29. Video Call

174 17 3
                                    

Semalaman penuh, Alma tak bisa tidur. Sang ayah pun tak kunjung mengabarinya. Ia berpikir bagaimana caranya agar bisa pergi menyusul sang ayah.

Tidak mudah bagi Alma yang selalu ingin tahu, menahan diri untuk tidak mencari tahu hal yang membuat dirinya tergelitik penasaran.

"Al, kenapa? Sepagi ini, gue belain ke sini. Demi lu."

Sosok cantik yang baru saja datang bersama seorang gadis berjilbab segera menginterogasi Alma.

"Aku butuh bantuanmu. Tolong anterin aku nyusul ayahku ke Jogja."

"Jogja?"

Alma mengangguk. "Ayah sama sekali nggak ngabarin aku. Dan kemarin ada yang aneh, ada orang kirim pesan katanya aku disuruh ngalah. Ceritanya panjang. Intinya aku harus ketemu sama ayah. Queen, cuma kamu yang bisa aku mintain tolong. Kamu juga Nuan. Tolong ijinin ke Bunda sama Kokoku."

Queen, adalah manusia paling cepat tanggap dan berjiwa solidaritas tinggi. Ia tak banyak ucap. Dirinya paham apa yang harus ia lakukan. Sementara Nuansa seolah tak yakin.

"Tenang, Nu. Aku juga bakal ngijinin kamu ke orangtuamu juga abangmu yang luar biasa anehnya itu." Queen paham ekspresi wajah sahabatnya.

Nuansa pun akhirnya tersenyum senang dan mengangguk-angguk. Sementara itu Queen keluar dari kamar Nuansa.

"Onty Laura! Koko Nathan! Gus Kalandra!"

Ketiga orang yang tengah mengobrol sembari menikmati morning tea itu menoleh.

"Kenapa cantik kok teriak-teriak?"

"Onty, Queen mau ajak dua saudari Queen ke Jogja boleh kah? Queen kangen banget sama abang Queen yang di sana. Mau pergi sendiri takut. Daddy bilang aku boleh pergi ke sana kalau ngajak Alma sama Nuan."

Queen berekspresi sedih mencari simpati. Laura jelas tak tega.

"Terus ke sananya dianter siapa, Nak?"

"Sopirnya Queen, Onty. Boleh ya? Gus Kala juga, boleh ya Nuannya tak ajak pergi?"

Kalandra hampir menggeleng.

"Bayangin aja gimana rasanya kalau Nuan sama Gus Kala besok tinggal beda kota. Pasti kalian saling kangen kan? Dan itu yang aku rasain sekarang." Queen memanglah seorang drama queen, ia pandai mengambil hati orang lain.

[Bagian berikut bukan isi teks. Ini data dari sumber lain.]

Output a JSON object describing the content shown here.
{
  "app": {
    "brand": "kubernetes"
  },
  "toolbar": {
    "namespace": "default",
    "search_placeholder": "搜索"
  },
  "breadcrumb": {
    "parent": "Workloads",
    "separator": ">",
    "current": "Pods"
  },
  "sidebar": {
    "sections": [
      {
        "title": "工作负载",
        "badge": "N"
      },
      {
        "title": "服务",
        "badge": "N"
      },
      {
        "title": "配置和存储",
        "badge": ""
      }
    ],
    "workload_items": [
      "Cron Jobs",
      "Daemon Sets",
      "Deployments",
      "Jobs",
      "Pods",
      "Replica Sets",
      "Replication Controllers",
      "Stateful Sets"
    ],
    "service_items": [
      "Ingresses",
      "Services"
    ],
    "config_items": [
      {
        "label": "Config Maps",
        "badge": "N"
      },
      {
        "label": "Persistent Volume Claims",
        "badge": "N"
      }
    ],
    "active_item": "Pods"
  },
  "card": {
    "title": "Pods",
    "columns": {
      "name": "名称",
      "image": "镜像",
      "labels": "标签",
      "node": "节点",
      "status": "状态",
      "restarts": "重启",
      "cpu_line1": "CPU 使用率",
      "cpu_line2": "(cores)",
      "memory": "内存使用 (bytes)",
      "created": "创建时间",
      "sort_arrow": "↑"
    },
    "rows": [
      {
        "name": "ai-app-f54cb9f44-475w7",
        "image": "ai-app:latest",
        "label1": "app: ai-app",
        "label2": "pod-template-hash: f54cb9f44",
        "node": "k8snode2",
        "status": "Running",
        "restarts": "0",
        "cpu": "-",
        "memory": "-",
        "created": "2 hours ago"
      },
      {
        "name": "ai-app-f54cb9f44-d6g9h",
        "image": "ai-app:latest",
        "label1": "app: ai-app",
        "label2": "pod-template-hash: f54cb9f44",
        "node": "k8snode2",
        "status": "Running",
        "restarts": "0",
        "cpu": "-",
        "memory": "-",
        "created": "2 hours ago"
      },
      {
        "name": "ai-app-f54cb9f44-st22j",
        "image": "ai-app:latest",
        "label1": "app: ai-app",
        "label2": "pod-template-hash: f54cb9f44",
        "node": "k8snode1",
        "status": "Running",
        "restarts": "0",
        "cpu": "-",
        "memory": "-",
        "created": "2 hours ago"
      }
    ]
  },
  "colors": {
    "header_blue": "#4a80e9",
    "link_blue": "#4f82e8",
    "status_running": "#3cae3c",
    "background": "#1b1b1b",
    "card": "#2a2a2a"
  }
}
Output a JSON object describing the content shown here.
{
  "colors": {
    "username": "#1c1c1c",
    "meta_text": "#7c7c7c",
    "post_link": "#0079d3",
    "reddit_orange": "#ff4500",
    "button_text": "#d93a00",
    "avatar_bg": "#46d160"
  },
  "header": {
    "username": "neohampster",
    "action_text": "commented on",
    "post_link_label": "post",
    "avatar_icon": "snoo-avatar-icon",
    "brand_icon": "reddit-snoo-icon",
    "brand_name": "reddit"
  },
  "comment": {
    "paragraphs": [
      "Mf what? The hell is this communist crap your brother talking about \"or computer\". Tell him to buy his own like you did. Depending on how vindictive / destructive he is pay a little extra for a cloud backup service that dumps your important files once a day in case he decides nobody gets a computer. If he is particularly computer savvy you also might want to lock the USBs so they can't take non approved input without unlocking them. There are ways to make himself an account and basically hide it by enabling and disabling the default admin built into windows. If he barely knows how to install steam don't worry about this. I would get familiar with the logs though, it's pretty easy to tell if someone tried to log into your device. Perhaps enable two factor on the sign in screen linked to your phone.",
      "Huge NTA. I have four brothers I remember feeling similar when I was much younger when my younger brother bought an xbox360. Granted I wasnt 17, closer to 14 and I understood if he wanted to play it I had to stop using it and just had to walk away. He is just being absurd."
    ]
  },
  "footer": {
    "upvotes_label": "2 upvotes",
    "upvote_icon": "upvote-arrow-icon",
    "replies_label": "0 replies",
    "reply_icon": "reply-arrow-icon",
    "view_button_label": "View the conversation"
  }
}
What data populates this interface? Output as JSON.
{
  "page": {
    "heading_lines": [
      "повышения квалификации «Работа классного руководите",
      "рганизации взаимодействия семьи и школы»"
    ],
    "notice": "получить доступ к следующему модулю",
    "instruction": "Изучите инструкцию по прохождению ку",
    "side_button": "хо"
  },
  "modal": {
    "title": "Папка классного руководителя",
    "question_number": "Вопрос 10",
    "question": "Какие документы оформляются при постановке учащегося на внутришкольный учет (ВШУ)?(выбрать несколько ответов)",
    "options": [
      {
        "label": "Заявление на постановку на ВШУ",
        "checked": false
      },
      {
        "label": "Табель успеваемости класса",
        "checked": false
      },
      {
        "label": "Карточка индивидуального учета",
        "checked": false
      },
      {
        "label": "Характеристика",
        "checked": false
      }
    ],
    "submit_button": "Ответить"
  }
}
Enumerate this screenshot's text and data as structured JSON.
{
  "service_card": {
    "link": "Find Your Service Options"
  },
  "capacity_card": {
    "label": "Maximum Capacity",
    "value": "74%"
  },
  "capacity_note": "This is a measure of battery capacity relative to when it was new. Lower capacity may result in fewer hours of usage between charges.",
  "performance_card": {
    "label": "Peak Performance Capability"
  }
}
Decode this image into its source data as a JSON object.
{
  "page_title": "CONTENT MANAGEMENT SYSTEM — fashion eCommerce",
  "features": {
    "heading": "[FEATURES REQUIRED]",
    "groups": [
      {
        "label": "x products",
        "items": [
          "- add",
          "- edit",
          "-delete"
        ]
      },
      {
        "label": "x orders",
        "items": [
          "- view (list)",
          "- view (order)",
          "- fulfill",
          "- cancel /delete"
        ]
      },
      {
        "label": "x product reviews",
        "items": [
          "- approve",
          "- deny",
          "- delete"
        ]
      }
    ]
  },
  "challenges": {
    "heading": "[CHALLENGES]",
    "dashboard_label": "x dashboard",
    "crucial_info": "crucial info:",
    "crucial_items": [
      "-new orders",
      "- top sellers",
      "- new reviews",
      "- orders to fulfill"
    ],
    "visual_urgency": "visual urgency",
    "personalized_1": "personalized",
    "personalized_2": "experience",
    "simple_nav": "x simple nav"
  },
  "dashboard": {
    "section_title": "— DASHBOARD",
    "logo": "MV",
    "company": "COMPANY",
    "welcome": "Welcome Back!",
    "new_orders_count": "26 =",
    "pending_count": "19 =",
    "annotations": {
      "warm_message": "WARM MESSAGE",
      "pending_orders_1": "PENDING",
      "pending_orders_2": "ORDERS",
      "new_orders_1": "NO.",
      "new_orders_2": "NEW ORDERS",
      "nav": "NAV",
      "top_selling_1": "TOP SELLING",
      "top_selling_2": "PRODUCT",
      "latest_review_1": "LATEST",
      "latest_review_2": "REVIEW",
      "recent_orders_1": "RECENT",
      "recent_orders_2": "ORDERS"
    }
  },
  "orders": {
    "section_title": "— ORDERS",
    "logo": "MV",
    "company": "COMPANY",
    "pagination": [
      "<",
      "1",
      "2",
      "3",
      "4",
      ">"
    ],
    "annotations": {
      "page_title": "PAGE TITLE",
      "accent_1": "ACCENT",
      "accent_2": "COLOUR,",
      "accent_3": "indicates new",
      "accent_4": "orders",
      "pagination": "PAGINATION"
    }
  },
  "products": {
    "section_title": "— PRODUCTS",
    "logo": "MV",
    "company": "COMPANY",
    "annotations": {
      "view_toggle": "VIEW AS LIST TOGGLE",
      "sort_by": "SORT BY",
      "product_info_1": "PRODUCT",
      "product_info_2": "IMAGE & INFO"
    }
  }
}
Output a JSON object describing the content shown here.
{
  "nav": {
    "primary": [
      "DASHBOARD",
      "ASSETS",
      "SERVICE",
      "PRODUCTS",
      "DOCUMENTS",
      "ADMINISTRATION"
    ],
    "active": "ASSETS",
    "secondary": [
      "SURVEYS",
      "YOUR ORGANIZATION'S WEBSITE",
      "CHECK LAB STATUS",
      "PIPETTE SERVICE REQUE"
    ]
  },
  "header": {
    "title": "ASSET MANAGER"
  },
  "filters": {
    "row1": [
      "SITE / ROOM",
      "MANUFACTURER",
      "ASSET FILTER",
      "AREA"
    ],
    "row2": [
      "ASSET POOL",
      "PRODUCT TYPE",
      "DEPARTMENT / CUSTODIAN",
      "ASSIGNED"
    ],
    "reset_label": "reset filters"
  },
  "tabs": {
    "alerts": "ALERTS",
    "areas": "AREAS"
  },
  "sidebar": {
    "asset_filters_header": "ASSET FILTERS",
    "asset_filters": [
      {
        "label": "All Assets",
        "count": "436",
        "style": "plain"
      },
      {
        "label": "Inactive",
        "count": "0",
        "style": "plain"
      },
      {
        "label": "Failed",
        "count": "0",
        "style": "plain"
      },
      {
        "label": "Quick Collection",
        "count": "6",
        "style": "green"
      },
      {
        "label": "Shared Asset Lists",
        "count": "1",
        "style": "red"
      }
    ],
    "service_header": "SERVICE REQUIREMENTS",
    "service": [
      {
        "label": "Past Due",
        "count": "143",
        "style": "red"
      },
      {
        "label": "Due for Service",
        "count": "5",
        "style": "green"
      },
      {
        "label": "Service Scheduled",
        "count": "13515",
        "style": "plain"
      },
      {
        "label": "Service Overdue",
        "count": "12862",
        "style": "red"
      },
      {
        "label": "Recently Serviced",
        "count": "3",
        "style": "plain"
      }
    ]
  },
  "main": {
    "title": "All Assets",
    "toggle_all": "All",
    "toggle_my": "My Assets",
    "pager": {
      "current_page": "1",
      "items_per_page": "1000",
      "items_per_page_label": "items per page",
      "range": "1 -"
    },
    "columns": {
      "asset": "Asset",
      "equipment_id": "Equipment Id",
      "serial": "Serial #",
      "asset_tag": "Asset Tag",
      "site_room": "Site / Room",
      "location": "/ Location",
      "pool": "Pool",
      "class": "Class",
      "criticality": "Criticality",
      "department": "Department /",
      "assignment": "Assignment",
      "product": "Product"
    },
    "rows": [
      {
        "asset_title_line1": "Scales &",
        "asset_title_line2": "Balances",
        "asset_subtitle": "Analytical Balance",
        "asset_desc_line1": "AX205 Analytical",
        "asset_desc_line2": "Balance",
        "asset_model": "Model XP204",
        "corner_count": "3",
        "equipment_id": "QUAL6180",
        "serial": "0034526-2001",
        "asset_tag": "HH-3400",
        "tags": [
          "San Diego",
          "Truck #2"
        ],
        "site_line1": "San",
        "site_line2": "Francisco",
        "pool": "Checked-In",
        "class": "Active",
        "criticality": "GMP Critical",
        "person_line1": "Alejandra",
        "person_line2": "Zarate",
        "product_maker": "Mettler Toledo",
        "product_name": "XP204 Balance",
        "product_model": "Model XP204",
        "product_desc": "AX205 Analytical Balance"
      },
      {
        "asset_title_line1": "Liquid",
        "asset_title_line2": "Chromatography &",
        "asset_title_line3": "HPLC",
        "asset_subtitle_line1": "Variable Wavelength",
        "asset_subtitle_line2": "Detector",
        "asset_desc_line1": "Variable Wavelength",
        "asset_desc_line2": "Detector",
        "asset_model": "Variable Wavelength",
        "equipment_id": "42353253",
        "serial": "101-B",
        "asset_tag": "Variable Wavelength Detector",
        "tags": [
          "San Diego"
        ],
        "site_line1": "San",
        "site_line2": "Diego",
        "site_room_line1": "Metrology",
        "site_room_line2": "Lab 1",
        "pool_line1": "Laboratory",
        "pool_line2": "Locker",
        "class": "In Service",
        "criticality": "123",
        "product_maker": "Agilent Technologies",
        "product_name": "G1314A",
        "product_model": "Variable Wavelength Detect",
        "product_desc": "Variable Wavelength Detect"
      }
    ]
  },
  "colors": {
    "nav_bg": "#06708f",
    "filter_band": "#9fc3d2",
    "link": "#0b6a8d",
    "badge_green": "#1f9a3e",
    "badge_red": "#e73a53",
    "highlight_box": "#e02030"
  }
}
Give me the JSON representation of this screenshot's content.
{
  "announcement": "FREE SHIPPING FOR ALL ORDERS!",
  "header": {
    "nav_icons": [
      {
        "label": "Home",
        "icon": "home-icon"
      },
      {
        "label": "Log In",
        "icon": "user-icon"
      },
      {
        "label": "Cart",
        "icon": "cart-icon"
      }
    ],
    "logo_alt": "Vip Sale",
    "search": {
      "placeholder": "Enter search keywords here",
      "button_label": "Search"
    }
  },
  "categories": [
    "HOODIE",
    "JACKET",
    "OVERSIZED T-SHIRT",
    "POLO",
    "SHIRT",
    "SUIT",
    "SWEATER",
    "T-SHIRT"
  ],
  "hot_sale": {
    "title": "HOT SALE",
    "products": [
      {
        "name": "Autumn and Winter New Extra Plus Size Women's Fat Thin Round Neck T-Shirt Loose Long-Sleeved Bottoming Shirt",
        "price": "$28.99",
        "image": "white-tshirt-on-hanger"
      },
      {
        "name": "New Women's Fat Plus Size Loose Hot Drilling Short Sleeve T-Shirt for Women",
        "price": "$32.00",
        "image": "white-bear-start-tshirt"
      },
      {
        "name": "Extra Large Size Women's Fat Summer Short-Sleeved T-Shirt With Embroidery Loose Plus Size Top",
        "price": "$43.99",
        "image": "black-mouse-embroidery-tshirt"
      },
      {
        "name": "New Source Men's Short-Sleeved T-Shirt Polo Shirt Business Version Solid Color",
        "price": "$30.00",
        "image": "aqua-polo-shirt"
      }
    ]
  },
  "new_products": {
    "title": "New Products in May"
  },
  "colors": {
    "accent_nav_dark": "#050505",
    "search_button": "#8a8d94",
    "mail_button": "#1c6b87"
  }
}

"Yaudahlah, Gus, biarin aja napa sih. Lagian, Queen bukan orang sembarangan. Nggak mungkin dia pergi tanpa penjagaan ketat. Ijinin aja," ucap Nathan.

Queen mengerling pada Nathan karena sudah membantunya. Dosen muda itu terkekeh pelan.

"Nuansa tidak boleh pergi jauh tanpa mahram."

"Kalau gitu, Gus ikut." Queen menjawab cepat.

"Aku harus ngajar pagi ini. Kamu nggak liat aku udah pakai seragam?"

Queen menatap Kalandra dari atas ke bawah. Benar juga, pemuda itu sudah siap dengan seragam khakinya.

"Tapi Gus ...."

Ucapan Queen melemah. Ia sengaja tak meneruskan kata-katanya.

"Ya udah gini aja, biarin mereka berangkat dulu. Nanti pulangnya kita jemput, gimana? Aku ngajar sampai jam dua juga."

Usul Nathan membuat Kalandra berpikir.

"Ide bagus itu. Kalian bisa kerja dulu. Nanti mereka biar diantar sopir, pulangnya dijemput sama kalian. Gitu kan?"

"Tapi, ijinnya ke Abi sama Ummi susah Tante." Kalandra menyahuti.

"Biar Tante yang telepon Ummimu. Sekalian mau konsultasi sesuatu."